Download Free On Rings Satisfying A Polynomial Identity And Their Groups Of Units Book in PDF and EPUB Free Download. You can read online On Rings Satisfying A Polynomial Identity And Their Groups Of Units and write the review.

This volume contains the talks given at the INDAM workshop entitled "Polynomial identites in algebras", held in Rome in September 2019. The purpose of the book is to present the current state of the art in the theory of PI-algebras. The review of the classical results in the last few years has pointed out new perspectives for the development of the theory. In particular, the contributions emphasize on the computational and combinatorial aspects of the theory, its connection with invariant theory, representation theory, growth problems. It is addressed to researchers in the field.
Rings, Modules, Algebras, and Abelian Groups summarizes the proceedings of a recent algebraic conference held at Venice International University in Italy. Surveying the most influential developments in the field, this reference reviews the latest research on Abelian groups, algebras and their representations, module and ring theory, and topological
Let FG be the group ring of a group G over a field F. Write U(FG) for the group of units of FG. It is an important problem to determine the conditions under which U(FG) satisfies a group identity. In the mid 1990s, a conjecture of Hartley was verified, namely, if U(FG) satisfies a group identity, and G is torsion, then FG satisfies a polynomial identity. Necessary and sufficient conditions for U(FG) to satisfy a group identity soon followed. Since the late 1990s, many papers have been devoted to the study of the symmetric units; that is, those units u satisfying u* = u, where * is the involution on FG defined by sending each element of G to its inverse. The conditions under which these symmetric units satisfy a group identity have now been determined. This book presents these results for arbitrary group identities, as well as the conditions under which the unit group or the set of symmetric units satisfies several particular group identities of interest.
In this book we analyse unit groups of group algebras KG for non-abelian p-groups G and fields K of characteristic p. By calculating the core and the normaliser of U in 1 + rad(KG) – the group of normalized units -- for every subgroup U of G, we generalise results of K.R. Pearson and D.B. Coleman using fixed points of enhanced group actions. Our concept of so-called end-commutable ordering leads to a new method of studying the center of 1 + rad(KG). We proof that a finite group G is nilpotent if and only if every conjugacy class possesses an end-commutable ordering. As a simple consequence we get a result of A.A. Bovdi and Z. Patay, which shows how the exponent of the center of 1 + rad(KG) can be determined by calculations purely within the group G. We describe the groups for which this exponent is extremal and calculate the exponent for various group classes (e.g. regular groups, special groups, Sylow subgroups of linear and symmetric groups) and group constructions (e.g. wreath products, central products, special group extensions, isoclinic groups). Another application of our concept of end-commutable ordering is a description of the invariants of the center of 1 + rad(KG) for a finite field K. They are determined purely by the group G and the field K and can be visualized by a special graph – the class-graph. As a consequence of our results we prove that the center, the derived subgroups and the p-th-power subgroup of 1 + rad(KG) are not cyclic. Furthermore, we obtain some properties of unit groups of group algebras for extra-special 2-groups and fields of characteristic 2. Finally, we investigate the behaviour of the center and other characteristics (e.g. the exponent, the class of nilpotency, the Baer length, the degree of commutativity) for the chain of iterated unit groups of modular group algebras. For this, we use Lie and radical algebra methods.

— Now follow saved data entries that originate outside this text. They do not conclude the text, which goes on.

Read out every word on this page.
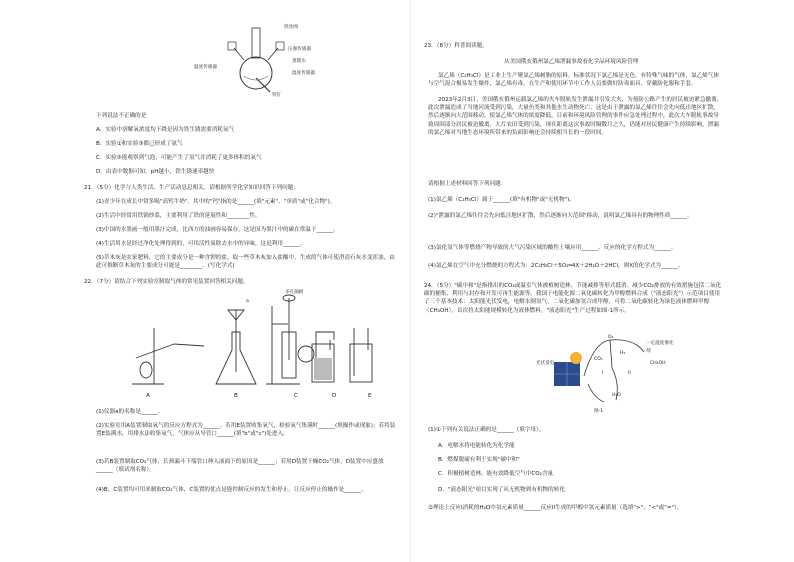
铁丝网
压强传感器
蒸馏水
湿度传感器
温度传感器
铁钉
下列说法不正确的是
A．实验中溶解氧浓度均下降是因为铁生锈需要消耗氧气
B．实验①和实验③都已形成了氨气
C．实验③能观察到气泡，可能产生了氢气并消耗了更多体积的氧气
D．由表中数据可知，pH越小，铁生锈速率越快
21．（5分）化学与人类生活、生产活动息息相关。请根据所学化学知识回答下列问题：
(1)青少年在成长中常多喝"高钙牛奶"，其中的"钙"指的是______(填"元素"、"单质"或"化合物")。
(2)生活中经常用铁锅炒菜，主要利用了铁的延展性和________性。
(3)中国的水墨画一般用墨汁完成，比西方的油画容易保存，这是因为墨汁中的碳在常温下______。
(4)生活用水是经过净化处理得到的，可用活性炭除去水中的异味，这是利用______。
(5)草木灰是农家肥料，它的主要成分是一种含钾的盐。取一些草木灰加入盐酸中，生成的气体可使澄清石灰水变浑浊，由此可推断草木灰的主要成分可能是________。(写化学式)
22．（7分）请结合下列实验室制取气体的常见装置回答相关问题。
多孔隔板
a
A	B	C	D	E
(1)仪器a的名称是______。
(2)实验室用A装置制取氧气的反应方程式为______。若用E装置收集氧气，检验氧气集满时______(填操作或现象)；若将装置E装满水，用排水法收集氧气，气体应从导管口______(填"b"或"c")处进入。
(3)若B装置制取CO₂气体，长颈漏斗下端管口伸入液面下的原因是______；若用D装置干燥CO₂气体，D装置中应盛放______（填试剂名称）。
(4)B、C装置均可用来制取CO₂气体，C装置的优点是能控制反应的发生和停止，让反应停止的操作是______。
23．（8分）科普阅读题。
从美国俄亥俄州氯乙烯泄漏事故看化学品环境风险管理
氯乙烯（C₂H₃Cl）是工业上生产聚氯乙烯树脂的原料。标准状况下氯乙烯是无色，有特殊气味的气体，氯乙烯气体与空气混合极易发生爆炸，氯乙烯有毒，在生产和使用环节中工作人员要做好防毒面具、穿戴防化服和手套。
2023年2月3日，美国俄亥俄州运载氯乙烯的火车脱轨发生泄漏并引发大火，为预防公路产生的居民被迫紧急撤离，此次泄漏造成了当地河流受到污染，大量鱼类和其他水生动物死亡。这是由于泄露的氯乙烯往往会先向低洼地区扩散，然后逐渐向大范围移动，使氯乙烯气体的浓度降低，目前和环境风险管理的事件应急处理过程中，此次大车脱轨事故导致周围部分居民被迫撤离，大片农田受到污染，现在距离这次事故时隔数月之久，仍能对居民健康产生持续影响，泄漏的氯乙烯对当地生态环境所带来的负面影响还会持续相当长的一段时间。
请根据上述材料回答下列问题：
(1)氯乙烯（C₂H₃Cl）属于______(填"有机物"或"无机物")。
(2)"泄露的氯乙烯往往会先向低洼地区扩散，然后逐渐向大范围"移动，说明氯乙烯具有的物理性质______。
(3)氯化氢气体等燃烧产物导致的大气污染区域的酸性土壤应用______。反应的化学方程式为______。
(4)氯乙烯在空气中充分燃烧的方程式为：2C₂H₃Cl＋5O₂═4X＋2H₂O＋2HCl，则X的化学式为______。
24．（5分）"碳中和"是指排出的CO₂或温室气体被植树造林、节能减排等形式抵消。减少CO₂排放的有效措施包括二氧化碳的捕集、利用与封存和开发可再生能源等。我国于电能化源二氧化碳转化为甲醇燃料合成（"液态阳光"）示范项目使用了三个基本技术：太阳能光伏发电，电解水制氢气，二氧化碳加氢合成甲醇，可将二氧化碳转化为绿色液体燃料甲醇（CH₃OH），首次将太阳能规模转化为液体燃料。"液态阳光"生产过程如图-1所示。
光伏发电
O₂
H₂
CO₂
一定温度催化剂
CH₃OH
H₂O
I	II
图-1
(1)①下列有关说法正确的是______（填字母）。
A．电解水将电能转化为化学能
B．燃煤脱硫有利于实现"碳中和"
C．积极植树造林，能有效降低空气中CO₂含量
D．"液态阳光"项目实现了从无机物到有机物的转化
②理论上反应I消耗的H₂O中氢元素质量______反应II生成的甲醇中氢元素质量（选填">"、"<"或"="）。
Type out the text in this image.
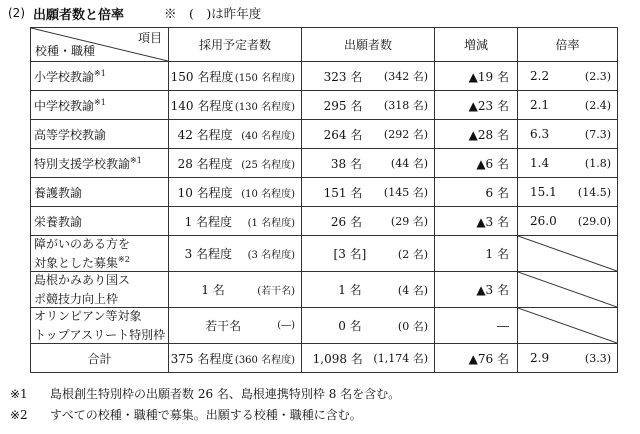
(2) 出願者数と倍率	※　(　)は昨年度
項目
校種・職種	採用予定者数	出願者数	増減	倍率
小学校教諭$^{※1}$	150 名程度 (150 名程度)	323 名 (342 名)	▲19 名	2.2 (2.3)

中学校教諭$^{※1}$	140 名程度 (130 名程度)	295 名 (318 名)	▲23 名	2.1 (2.4)

高等学校教諭	42 名程度 (40 名程度)	264 名 (292 名)	▲28 名	6.3 (7.3)

特別支援学校教諭$^{※1}$	28 名程度 (25 名程度)	38 名 (44 名)	▲6 名	1.4 (1.8)

養護教諭	10 名程度 (10 名程度)	151 名 (145 名)	6 名	15.1 (14.5)

栄養教諭	1 名程度 (1 名程度)	26 名 (29 名)	▲3 名	26.0 (29.0)

障がいのある方を
対象とした募集$^{※2}$	3 名程度 (3 名程度)	[3 名] (2 名)	1 名	

島根かみあり国ス
ポ競技力向上枠	1 名 (若干名)	1 名 (4 名)	▲3 名	

オリンピアン等対象
トップアスリート特別枠	若干名 (―)	0 名 (0 名)	―	

合計	375 名程度 (360 名程度)	1,098 名 (1,174 名)	▲76 名	2.9 (3.3)
※1 島根創生特別枠の出願者数 26 名、島根連携特別枠 8 名を含む。
※2 すべての校種・職種で募集。出願する校種・職種に含む。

"Furnishes important research papers and results on group algebras and PI-algebras presented recently at the Conference on Methods in Ring Theory held in Levico Terme, Italy-familiarizing researchers with the latest topics, techniques, and methodologies encompassing contemporary algebra."
Represents the proceedings of the conference on Groups, Rings and Group Rings, held July 28 - August 2, 2008, in Ubatuba, Brazil. This title contains results in active research areas in the theory of groups, group rings and algebras (including noncommutative rings), polynomial identities, Lie algebras and superalgebras.
Ideal for graduate students and researchers, this book presents a unified treatment of the central notions of integral closure.
Here is a comprehensive treatment of the main results and methods of the theory of Noetherian semigroup algebras. These results are applied and illustrated in the context of important classes of algebras that arise in a variety of areas and have recently been intensively studied. The focus is on the interplay between combinatorics and algebraic structure. Mathematical physicists will find this work interesting for its attention to applications of the Yang-Baxter equation.